With sales of veterinary antibiotics decreased by 53% on average across Europe since 2011, it is clear that the animal sector is now well-versed in good antibiotic stewardship, Animal Health Europe has said.
According to the latest report from the European Medicines Agency (EMA), sales of antibiotics have once again decreased.
This shows, Animal Health Europe said, a clear understanding from vets, farmers and other animal guardians of the need to use antibiotics only when necessary in order to protect their efficacy for both people and animals.
The focus of European antibiotic awareness day this year is on stepping up EU actions to combat antimicrobial resistance in a one-health approach and what actions are needed to achieve them.
This recommendation largely focuses on introducing targets for human health and reiterates the 50% reduction target for veterinary use set in the Farm to Fork strategy.
Progress is already made in the animal sector, with the EMA’s report showing that in four years, member states have already reached just over half of the reduction target set for 2030.
Commenting on the progress, Animal Health Europe secretary general Roxane Feller said: "Year on year, it is reassuring to see the responsible use of antibiotics for animal health reflected in the sales data collected by the EMA.

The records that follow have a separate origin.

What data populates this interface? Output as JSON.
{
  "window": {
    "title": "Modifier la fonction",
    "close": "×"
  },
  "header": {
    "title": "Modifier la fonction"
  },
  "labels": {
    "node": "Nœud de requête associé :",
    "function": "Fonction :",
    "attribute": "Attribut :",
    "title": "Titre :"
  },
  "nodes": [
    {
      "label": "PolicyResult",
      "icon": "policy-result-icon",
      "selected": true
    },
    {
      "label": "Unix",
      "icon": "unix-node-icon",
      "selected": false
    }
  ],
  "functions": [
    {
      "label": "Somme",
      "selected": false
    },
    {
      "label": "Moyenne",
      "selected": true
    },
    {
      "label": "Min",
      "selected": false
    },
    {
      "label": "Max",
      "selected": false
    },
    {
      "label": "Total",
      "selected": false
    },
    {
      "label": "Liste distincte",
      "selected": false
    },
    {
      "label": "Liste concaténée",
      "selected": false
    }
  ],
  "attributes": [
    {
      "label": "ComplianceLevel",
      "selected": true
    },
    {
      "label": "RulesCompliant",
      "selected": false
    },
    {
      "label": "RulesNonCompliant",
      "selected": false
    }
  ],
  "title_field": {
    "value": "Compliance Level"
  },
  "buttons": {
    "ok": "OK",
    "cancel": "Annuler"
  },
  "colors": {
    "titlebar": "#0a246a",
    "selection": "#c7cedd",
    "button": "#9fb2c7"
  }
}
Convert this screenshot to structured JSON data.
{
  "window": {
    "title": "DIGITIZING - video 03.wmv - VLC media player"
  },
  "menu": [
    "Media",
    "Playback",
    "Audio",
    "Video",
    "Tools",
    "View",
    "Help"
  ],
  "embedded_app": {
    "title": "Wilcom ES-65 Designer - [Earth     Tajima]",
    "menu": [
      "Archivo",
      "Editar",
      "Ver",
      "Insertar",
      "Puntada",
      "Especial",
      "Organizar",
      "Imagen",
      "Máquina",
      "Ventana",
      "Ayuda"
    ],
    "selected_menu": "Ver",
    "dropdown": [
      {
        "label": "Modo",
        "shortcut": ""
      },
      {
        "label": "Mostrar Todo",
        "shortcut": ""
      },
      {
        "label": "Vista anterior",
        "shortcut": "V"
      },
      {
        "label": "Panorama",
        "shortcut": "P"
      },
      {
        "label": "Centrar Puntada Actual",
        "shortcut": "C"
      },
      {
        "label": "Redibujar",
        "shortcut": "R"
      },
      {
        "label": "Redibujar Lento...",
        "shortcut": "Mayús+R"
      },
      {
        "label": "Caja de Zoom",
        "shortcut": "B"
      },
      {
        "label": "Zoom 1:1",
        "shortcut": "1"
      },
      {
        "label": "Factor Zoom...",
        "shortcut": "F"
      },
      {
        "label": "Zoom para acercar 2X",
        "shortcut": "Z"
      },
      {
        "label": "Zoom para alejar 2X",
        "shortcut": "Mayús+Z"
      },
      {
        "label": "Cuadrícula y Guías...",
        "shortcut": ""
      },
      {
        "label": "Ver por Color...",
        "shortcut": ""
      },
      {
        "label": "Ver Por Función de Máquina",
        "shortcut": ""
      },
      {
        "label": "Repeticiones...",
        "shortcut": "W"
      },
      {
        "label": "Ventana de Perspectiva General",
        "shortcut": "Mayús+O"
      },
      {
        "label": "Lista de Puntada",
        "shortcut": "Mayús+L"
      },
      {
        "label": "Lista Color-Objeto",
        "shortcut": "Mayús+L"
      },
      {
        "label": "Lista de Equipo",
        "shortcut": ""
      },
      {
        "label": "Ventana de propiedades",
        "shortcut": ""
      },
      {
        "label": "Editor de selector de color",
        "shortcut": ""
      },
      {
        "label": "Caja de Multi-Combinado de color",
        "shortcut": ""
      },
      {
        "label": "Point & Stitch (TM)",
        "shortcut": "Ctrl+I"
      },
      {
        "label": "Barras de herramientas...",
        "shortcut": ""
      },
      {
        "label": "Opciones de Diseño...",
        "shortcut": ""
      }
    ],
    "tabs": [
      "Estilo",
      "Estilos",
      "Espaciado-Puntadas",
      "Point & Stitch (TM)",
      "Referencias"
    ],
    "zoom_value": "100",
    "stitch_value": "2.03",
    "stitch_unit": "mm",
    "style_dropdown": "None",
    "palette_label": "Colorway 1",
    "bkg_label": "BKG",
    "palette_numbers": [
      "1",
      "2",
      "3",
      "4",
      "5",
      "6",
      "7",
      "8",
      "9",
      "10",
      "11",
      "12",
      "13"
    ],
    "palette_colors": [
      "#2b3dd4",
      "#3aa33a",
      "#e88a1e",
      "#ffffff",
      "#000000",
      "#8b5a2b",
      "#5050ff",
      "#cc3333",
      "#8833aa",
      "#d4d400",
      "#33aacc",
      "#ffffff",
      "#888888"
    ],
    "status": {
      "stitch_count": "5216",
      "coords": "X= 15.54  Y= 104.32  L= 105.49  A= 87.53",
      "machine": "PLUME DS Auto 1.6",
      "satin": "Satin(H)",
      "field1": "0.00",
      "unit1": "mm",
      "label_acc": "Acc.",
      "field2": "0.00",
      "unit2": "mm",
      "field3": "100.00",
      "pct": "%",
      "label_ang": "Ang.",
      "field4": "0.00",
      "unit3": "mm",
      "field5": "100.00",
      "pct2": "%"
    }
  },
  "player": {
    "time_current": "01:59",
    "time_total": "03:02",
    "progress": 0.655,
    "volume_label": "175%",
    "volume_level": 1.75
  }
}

"We will continue to contribute to data collection within the revised reporting system, which will cover both sales and use from this year on," she said.
Just like disease, resistant bacteria does not recognise borders. With this in mind, the European animal health sector works together with the global association HealthforAnimals to ensure good antibiotic stewardship around the world.
Its global roadmap to reducing the need for antibiotics in animals, of which AnimalhealthEurope is a signatory, sets out concrete actions to be taken by 2025 and the latest progress roadmap shows very positive progress with, for example, 71 new vaccines brought to market, with close to half for bacterial disease and 1.9m animal health caregivers trained in responsible use.